CHERYL SCHWEIZER | Hagadone News Network | UPDATED 1 year, 1 month AGO
by CHERYL SCHWEIZER
Senior Reporter Cheryl Schweizer is a journalist with more than 30 years of experience serving small communities in the Pacific Northwest. She began her post-high-school education at Treasure Valley Community College and enerned her journalism degree at Oregon State University. After working for multiple publications, she has settled down at the Columbia Basin Herald and has been a staple of the newsroom for more than a decade. Schweizer’s dedication to her communities and profession has earned her the nickname “The Baroness of Bylines.” She covers a variety of beats including health, business and various municipalities. | December 12, 2023 5:43 PM

EPHRATA — Grant County Public Utility District commissioners have approved a new resolution on rate setting policy, which Commissioner Larry Schaapman said was a temporary fix while commissioners revisit the way rates are established.

Commissioners approved Resolution 9039 during the regular meeting Tuesday. Commissioner Tom Flint voted no. Flint said Tuesday he opposes the method used to set rates, and always has. 

Resolution 9039 replaces Resolution 8768, which was passed in 2015. 

“All this is doing is clarifying,” Schaapman said. 

Resolution 8768 set some targets for rate classes and said those targets would be met by the end of 2023. 

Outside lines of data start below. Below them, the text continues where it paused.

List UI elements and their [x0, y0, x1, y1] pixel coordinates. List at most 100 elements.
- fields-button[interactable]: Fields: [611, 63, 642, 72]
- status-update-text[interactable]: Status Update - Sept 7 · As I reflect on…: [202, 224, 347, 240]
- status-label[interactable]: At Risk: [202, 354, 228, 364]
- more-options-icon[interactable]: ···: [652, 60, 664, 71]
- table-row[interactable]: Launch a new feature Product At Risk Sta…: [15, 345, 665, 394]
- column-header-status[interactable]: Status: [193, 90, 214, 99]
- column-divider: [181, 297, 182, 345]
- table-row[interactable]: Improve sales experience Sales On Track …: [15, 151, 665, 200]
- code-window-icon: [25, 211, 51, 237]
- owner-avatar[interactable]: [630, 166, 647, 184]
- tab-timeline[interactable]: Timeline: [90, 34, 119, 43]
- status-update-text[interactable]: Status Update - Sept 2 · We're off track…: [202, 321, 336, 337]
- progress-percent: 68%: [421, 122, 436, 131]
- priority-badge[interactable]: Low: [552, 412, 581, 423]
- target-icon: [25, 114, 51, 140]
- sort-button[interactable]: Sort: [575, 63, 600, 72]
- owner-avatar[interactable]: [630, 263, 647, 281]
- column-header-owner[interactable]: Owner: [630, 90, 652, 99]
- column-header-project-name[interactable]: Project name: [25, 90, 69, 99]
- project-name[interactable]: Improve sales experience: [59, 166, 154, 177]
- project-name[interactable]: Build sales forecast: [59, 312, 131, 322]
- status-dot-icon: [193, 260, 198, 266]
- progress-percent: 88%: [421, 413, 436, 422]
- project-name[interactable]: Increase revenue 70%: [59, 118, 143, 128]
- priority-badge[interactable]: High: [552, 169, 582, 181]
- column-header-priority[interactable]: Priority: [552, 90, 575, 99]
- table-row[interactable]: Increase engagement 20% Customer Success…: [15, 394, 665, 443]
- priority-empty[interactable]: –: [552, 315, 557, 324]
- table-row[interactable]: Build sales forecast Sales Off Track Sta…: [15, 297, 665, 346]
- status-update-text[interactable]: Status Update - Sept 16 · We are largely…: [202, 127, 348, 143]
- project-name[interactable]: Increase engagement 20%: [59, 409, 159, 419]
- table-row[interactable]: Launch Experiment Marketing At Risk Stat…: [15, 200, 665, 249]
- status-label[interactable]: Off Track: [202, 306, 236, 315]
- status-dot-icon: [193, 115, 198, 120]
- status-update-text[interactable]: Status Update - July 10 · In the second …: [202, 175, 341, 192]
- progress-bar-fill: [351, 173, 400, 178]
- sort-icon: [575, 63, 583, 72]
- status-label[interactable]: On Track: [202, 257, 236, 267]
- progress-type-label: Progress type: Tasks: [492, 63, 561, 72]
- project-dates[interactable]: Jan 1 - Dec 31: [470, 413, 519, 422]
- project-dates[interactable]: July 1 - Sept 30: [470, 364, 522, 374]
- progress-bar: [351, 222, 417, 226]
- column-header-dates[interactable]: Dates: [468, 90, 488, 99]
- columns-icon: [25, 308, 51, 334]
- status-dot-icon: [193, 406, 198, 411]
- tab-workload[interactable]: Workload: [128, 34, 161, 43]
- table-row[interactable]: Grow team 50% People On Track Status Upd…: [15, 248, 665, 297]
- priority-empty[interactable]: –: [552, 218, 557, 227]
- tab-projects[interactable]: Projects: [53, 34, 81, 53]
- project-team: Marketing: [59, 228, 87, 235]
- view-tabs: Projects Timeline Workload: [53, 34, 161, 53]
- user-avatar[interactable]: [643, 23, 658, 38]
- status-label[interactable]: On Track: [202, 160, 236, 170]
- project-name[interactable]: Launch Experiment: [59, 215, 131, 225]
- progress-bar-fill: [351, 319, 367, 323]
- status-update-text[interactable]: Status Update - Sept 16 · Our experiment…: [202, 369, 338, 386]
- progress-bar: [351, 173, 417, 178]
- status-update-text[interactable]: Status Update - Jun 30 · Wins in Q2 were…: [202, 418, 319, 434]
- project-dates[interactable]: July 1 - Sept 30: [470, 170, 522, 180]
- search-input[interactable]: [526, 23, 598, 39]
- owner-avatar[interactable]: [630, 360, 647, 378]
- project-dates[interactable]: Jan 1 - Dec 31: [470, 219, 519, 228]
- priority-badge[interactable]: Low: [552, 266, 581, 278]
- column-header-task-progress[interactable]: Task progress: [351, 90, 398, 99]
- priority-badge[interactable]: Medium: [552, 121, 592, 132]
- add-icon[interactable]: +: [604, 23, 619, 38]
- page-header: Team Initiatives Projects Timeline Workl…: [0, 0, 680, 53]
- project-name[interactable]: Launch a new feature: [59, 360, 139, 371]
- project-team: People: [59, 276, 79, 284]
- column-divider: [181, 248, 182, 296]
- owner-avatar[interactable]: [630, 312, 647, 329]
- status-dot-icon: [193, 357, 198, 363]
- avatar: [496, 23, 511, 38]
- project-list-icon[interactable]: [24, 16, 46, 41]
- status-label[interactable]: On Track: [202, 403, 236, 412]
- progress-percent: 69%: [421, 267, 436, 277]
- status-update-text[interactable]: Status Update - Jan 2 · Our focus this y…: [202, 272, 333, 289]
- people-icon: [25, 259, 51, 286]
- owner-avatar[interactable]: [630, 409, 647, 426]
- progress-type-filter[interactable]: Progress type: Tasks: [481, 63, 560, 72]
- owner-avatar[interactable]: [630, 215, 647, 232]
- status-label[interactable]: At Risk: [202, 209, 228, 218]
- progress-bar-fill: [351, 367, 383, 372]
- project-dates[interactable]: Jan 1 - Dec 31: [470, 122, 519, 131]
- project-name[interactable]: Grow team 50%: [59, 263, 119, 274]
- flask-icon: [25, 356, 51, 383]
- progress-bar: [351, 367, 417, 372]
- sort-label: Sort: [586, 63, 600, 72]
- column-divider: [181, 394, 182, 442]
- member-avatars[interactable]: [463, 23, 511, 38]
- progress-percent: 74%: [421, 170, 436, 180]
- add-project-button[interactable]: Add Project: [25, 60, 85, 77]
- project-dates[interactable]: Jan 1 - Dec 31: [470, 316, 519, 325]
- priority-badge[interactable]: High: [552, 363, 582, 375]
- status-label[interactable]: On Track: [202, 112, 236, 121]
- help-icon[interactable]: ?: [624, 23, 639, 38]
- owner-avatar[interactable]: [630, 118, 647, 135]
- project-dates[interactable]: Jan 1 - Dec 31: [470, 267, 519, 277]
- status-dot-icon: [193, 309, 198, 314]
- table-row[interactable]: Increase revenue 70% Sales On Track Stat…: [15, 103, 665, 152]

“We’re not going to make the target date of Dec. 31, 2023,” said PUD Chief Executive Officer Rich Wallen. “Mathematically we could not get within those (targets) the way the resolution is currently written.” 

Wallen said the new resolution allows time to talk about how the commissioners want to address rates beyond 2024.

“It gives you another target date of (December) 2024 to do something with that or do something differently, which is going to be part of those discussions that we bring back (to commissioners),” Wallen said. 

The new resolution sets the same targets as 8768. The targets, the way rates are established and rates have been subjects of discussion over the summer and fall. 

Utility district rates are set using guidelines that start with an analysis of what it costs to provide service to each rate class such as commercial, industrial, farm and residential customers. From there, some classes are charged less than the cost of providing service to them, while others are charged more than the cost of service. Irrigators and residential customers are charged less than the cost of service, while large industrial customers are charged more. 

The targets originally established said that classes paying less than their cost of service should pay at least 80% of the cost, while customer classes that pay more should pay a maximum of 15% more than their cost.

The resolution gives priority to residential, large commercial, small commercial and irrigation customers to get most of the benefits from the fact the PUD generates its own power, and therefore provides it at a lower cost. 

Commissioners will discuss the actual rates for 2024 at the next commission meeting, set for Jan. 9. Utility district staff detailed three options for 2024 rates at the Nov. 21 meeting. One was a 3% across-the-board rate increase. The difference between the second and third options was that some rate classes would have different increases, depending on the option chosen.